At last Friday's arraignment, prosecutor Calvin Skeirik read report about the crash written by state police that said the car driven by McGovern was traveling 107 mph before the crash, according to the car's data recorder. Blood tests showed McGovern had a blood alcohol level of .196, according to the police report. The legal blood alcohol limit for people under 21 is .02. For people over 21, the limit is .08.

Skeirik said a witness told police that just before the crash, the vehicle driven by McGovern sped past the witness' vehicle and that another vehicle also sped past.

McGovern is charged with manslaughter, motor vehicle homicide OUI, negligent driving, a marked lanes violation and speeding. The charges were brought by police May 14.

At Friday's arraignment, Judge Stephen Abany released McGovern without bail and ordered that she have regular drug and alcohol screenings and not drive.

McGovern's case will eventually move to Salem Superior Court.

The crash scene was chaotic, state police said, causing confusion about who was driving the car.

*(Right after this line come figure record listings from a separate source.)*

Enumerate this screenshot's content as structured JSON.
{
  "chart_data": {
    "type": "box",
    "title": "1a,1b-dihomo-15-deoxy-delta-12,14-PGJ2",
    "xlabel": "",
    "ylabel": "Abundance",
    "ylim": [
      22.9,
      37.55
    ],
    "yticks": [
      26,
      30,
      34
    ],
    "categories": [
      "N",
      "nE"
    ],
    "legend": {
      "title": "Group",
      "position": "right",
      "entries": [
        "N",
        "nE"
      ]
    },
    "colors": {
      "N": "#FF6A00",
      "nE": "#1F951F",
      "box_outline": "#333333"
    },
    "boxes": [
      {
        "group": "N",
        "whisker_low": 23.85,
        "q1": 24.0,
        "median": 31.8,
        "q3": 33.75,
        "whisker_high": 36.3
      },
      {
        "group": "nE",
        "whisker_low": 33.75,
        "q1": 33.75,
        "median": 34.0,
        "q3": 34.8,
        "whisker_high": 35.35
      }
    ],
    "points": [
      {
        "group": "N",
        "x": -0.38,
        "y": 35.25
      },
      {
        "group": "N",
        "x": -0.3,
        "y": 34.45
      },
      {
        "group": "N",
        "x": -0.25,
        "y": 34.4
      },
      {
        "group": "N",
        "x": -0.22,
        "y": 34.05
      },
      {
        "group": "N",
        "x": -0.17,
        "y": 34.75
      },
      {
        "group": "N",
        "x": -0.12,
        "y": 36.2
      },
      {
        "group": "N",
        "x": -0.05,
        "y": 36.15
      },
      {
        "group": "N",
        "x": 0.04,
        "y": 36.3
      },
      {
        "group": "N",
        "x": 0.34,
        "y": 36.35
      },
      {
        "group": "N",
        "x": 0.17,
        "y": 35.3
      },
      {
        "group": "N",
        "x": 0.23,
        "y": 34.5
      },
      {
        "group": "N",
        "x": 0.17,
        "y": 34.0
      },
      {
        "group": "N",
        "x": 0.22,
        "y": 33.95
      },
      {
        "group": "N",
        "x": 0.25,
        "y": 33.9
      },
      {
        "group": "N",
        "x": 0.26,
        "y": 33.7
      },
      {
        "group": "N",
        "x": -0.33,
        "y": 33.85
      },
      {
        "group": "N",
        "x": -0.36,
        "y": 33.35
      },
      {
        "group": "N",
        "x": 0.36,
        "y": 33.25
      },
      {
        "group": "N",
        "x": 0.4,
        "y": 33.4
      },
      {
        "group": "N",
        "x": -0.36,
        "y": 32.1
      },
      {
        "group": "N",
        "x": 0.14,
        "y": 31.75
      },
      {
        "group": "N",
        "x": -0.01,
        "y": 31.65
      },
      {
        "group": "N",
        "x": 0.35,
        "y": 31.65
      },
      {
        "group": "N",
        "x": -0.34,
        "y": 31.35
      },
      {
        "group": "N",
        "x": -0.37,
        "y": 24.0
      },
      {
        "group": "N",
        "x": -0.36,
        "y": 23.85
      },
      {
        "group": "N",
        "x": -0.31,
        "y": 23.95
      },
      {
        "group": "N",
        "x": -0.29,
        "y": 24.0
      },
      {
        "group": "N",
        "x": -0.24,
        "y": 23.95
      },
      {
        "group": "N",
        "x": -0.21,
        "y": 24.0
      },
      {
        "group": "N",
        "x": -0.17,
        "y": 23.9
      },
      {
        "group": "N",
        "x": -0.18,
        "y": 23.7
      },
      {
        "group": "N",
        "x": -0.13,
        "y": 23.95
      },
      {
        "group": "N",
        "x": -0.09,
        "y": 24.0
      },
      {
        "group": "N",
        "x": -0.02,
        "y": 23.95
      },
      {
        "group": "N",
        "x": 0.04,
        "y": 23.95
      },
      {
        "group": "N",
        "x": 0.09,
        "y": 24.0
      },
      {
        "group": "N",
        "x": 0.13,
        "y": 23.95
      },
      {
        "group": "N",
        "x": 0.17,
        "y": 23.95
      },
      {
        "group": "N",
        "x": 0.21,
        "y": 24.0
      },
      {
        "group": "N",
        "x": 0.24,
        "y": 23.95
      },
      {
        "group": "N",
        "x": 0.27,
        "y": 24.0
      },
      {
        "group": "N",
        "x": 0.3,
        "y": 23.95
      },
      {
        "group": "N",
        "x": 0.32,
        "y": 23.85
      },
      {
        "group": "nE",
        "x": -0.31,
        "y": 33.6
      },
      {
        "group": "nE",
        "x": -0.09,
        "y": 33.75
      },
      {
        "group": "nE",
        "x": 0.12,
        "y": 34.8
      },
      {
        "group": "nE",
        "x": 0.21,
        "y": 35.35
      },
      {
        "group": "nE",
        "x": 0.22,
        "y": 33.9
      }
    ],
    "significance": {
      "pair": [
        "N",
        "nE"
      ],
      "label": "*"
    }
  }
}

Initial reports said that Spartz was behind the wheel, but within a couple days, state police issued a retraction that said another young person was driving. They did not name McGovern at that time.

Members of Spartz's family have spent the last year mourning her death and anticipating charges against the driver, they said before the anniversary of the crash. Spartz was a 2017 Methuen High graduate.

At that time, Alexis' father, Jim Spartz, described the year as "extremely frustrating" and said, "We've got no information about what transpired: if they're filing charges, what they would be, what caused the crash."

At one point, he called state police weekly for any updates, he said.

Essex District Attorney Spokesperson Carrie Kimball told The Eagle-Tribune in March that "these motor vehicle investigations, involving a fatality, are lengthy."